Configuration mode commands
switch <switch number> priority <priority number> = Configures the priority for a particular switch. Priorities range from 1 – 15.
switch 1 renumber 2 = Reconfigures switch 1 as switch 2 and only takes effect after this switch reloads. You can use the “reload slot” command do this so you don’t have to reload the entire stack. But you cannot renumber to an already used switch#.

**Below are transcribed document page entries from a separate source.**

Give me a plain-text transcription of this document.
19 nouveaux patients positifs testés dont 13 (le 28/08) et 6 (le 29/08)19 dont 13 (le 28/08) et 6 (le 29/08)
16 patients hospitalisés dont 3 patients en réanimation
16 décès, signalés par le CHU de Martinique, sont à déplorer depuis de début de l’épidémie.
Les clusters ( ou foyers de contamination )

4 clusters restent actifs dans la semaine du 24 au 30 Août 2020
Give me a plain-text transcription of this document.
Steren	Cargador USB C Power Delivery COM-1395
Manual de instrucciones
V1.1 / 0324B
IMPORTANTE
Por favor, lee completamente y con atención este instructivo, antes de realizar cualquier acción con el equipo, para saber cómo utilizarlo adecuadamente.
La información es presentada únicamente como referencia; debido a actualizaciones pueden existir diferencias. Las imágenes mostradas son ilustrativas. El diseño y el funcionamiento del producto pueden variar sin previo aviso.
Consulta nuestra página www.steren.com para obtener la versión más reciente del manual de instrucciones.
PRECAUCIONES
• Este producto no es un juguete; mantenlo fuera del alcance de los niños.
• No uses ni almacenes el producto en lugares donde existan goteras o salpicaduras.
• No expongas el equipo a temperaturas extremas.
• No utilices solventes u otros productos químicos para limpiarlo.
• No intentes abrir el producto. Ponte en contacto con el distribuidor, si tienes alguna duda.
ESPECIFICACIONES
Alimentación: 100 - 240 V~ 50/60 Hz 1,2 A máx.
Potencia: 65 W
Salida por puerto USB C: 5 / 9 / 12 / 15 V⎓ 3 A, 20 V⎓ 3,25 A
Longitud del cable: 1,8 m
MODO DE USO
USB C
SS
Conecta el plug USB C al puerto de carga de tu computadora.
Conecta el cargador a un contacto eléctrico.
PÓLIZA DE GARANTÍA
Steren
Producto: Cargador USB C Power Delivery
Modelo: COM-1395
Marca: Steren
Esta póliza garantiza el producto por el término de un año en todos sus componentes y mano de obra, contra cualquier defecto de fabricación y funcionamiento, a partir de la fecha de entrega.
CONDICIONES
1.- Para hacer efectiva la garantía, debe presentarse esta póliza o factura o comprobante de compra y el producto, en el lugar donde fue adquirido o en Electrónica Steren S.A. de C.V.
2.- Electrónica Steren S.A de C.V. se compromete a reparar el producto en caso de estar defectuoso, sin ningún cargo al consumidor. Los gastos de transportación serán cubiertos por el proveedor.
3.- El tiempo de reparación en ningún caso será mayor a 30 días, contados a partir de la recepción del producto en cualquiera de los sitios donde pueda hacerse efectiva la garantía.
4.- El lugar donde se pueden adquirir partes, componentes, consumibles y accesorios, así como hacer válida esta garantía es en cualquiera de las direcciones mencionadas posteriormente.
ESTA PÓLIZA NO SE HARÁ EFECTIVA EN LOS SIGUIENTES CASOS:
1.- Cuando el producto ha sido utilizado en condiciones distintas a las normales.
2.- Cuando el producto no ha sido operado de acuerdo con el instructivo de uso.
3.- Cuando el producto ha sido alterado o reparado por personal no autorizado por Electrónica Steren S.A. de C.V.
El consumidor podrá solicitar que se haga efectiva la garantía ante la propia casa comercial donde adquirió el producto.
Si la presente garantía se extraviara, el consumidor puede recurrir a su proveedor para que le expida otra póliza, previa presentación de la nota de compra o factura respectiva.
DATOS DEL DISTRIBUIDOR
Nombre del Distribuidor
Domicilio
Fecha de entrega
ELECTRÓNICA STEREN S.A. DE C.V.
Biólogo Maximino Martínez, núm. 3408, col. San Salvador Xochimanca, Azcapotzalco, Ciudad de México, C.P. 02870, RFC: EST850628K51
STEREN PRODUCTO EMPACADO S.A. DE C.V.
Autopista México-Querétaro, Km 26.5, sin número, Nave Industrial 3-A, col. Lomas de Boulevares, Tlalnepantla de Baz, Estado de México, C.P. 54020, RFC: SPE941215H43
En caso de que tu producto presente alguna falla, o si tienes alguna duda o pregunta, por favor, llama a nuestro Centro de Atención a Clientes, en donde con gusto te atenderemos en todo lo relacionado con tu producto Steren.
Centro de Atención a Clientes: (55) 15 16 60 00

- Cisco recommends that you leave a blank module if your switch supports modules. If you leave it open, the switch will overheat due to airflow issues. Cisco sells blank modules if you don’t have one.
- Only power on/off switches after you already have the switch stacked. For example, if you’re adding a new switch to the stack, don’t have it powered on while you are connecting the stackwise cables. Connect the cables and then power on the new switch.
- archive copy-sw command – What does this command really do? It basically issues this command if you wanted to do it manually.
copy flash1: flashX (where X is your slot number from your member switch)
- Backup original IOS image – You can backup your original image before they become part of the stack. I ran into an issue with a corrupted image once and it was a bad experience. Issue a “show flash:” to find the location of your image. Then issue “copy flash: tftp:” to save it to your TFTP server. You can always use XMODEM to install the image if your switch can’t boot up.
- LED lights – Lights on the switch indicate who is MASTER.
- Once stacked, there are two types of levels: system-level and interface-level.
- Each stack has only one configuration file, which is distributed to each member in the stack. This allows each switch in the stack to share the same network topology, MAC address, and routing information. In addition, it allows for any member to become the master, if the master ever fails.
- A break in any one of the cables will result in the stack bandwidth being reduced to half of its full capacity. Subsecond timing mechanisms detect traffic problems and immediately institute failover.
I hope the information has been informative and that the article was just long enough but not too long! If I have left anything out that you find critically important, please let me know! Happy stacking!